Incarto n. 16.2017.36
Lugano 4 marzo 2019/rn
In nome della Repubblica e Cantone Ticino
La Camera civile dei reclami del Tribunale d'appello
composta del giudice:
Giani, presidente
vicecancelliera:
Jurissevich
sedente per statuire sul reclamo del 1° dicembre 2017 presentato da
RE 1 (patrocinato dall'avv. PA 1 )
contro la decisione emessa il 9 novembre 2017 dal Giudice di pace del circolo di Sessa nella causa SE.2017.2 (azione creditoria) promossa nei suoi confronti con petizione dell'8 maggio 2017 da
CO 1 ,
ritenuto
in fatto: che con sentenza del 9 novembre 2017 il Giudice di pace del Circolo di Sessa ha condannato RE 1 a versare a CO 1 fr. 3780.–, oltre a spese esecutive di fr. 73.30 e oneri della procedura di conciliazione di fr. 250.–, ha rigettato in via definitiva l'opposizione interposta al PE n. __________ dell'Ufficio di esecuzione di Lugano e ha posto le spese processuali di complessivi fr. 380.– a carico del convenuto, tenuto a rifondere all'attore un'indennità di fr. 380.–;
che contro la sentenza appena citata RE 1 è insorto a questa Camera con un reclamo del 1° dicembre 2017 per ottenere l'annullamento della decisione impugnata nel senso di respingere la petizione;
che nelle sue osservazioni del 2 maggio 2018 CO 1 ha proposto di respingere il reclamo;
che in una replica spontanea dell'11 maggio 2018 e in una duplica spontanea del 14 maggio successivo le parti hanno ribadito le loro posizioni;
che il 25 febbraio 2019 AP 1ha comunicato alla Camera di avere raggiunto un accordo con la controparte e di “rinunciare a esigere l'esecuzione delle due sentenze emesse dalla Giudicatura di pace”;
e considerando
in diritto: che dandosi una transazione stragiudiziale il giudice stralcia la causa dal ruolo per desistenza, acquiescenza o sopravvenuta carenza d'oggetto, non per transazione (Trezzini, Commentario pratico al Codice di diritto processuale civile svizzero, Vol. 2, 2ª edizione, n. 11 ad art. 241);
che nella fattispecie, le parti non hanno sottoposto al giudice l'accordo da loro concluso per essere messo a verbale ma per finire il reclamante ha rinunciato alle sue richieste di giudizio ciò che configura desistenza a norma dell'art. 241 cpv. 1 CPC;
che desistenza equivale a soccombenza, onde l'obbligo per chi ritira un reclamo di assumere – in linea di principio – il pagamento delle spese giudiziarie dovute all'introduzione del ricorso (art. 106 cpv. 1 CPC);
che, in concreto, tenuto conto della volontà conciliativa delle parti si giustifica – eccezionalmente – di rinunciare a prelevare oneri processuali e di compensare le ripetibili;
Per questi motivi,
decreta: 1. Si prende atto del ritiro del reclamo. La causa è stralciata dai ruoli per desistenza.
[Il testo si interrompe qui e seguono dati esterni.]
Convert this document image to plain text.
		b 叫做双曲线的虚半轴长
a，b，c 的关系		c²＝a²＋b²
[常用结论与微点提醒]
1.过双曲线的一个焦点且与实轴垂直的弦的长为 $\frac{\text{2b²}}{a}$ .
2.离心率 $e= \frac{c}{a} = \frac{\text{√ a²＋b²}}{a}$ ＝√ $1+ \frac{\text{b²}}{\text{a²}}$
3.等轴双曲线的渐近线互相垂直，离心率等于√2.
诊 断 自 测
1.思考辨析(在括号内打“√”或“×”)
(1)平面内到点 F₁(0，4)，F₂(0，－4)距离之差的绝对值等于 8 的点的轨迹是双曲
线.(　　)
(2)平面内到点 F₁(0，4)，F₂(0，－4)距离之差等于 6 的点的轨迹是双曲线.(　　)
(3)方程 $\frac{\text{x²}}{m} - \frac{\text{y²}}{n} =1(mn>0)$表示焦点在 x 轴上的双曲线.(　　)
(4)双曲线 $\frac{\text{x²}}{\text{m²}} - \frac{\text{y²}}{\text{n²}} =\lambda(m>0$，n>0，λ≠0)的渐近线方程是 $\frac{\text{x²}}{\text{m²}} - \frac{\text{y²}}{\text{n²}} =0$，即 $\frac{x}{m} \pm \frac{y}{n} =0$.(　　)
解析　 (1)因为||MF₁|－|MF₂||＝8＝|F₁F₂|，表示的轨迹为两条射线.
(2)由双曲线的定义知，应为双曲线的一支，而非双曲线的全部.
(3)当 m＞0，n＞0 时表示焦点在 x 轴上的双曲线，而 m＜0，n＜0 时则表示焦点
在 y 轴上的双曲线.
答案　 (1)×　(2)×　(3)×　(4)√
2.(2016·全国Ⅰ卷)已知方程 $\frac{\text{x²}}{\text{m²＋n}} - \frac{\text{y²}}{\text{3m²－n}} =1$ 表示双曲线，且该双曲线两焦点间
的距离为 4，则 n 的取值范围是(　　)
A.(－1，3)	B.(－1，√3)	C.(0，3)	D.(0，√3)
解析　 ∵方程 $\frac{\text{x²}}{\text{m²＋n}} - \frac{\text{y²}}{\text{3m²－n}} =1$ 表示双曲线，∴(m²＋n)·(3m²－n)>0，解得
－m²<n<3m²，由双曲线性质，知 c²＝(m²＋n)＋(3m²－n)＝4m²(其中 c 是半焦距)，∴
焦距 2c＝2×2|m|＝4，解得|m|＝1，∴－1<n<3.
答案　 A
2. Non si prelevano spese processuali. Le ripetibili sono compensate.
3. Notificazione a:
– ; – .
Comunicazione alla Giudicatura di pace del circolo di Sessa.
Per la Camera civile dei reclami del Tribunale d'appello
Il presidente La vicecancelliera
Rimedi giuridici
Nelle cause di carattere pecuniario che non raggiungono il valore litigioso di almeno 30 000 franchi (o almeno 15 000 franchi nelle controversie in materia di diritto del lavoro e di locazione), è ammissibile, entro trenta giorni dalla notificazione della decisione (art. 100 cpv. 1 LTF), il ricorso in materia civile al Tribunale federale, 1000 Losanna 14, per i motivi previsti dagli art. 95 a 98 LTF (art. 72 e 74 LTF), solo se la controversia concerne una questione di diritto di importanza fondamentale (art. 74 cpv. 2). La legittimazione a ricorrere è disciplinata dall'art. 76 LTF. Laddove non sia ammissibile il ricorso in materia civile è dato, entro lo stesso termine, il ricorso sussidiario in materia costituzionale al Tribunale federale per i motivi previsti dall'art. 116 LTF (art. 113 LTF). La legittimazione a ricorrere è disciplinata in tal caso dall'art. 115 LTF.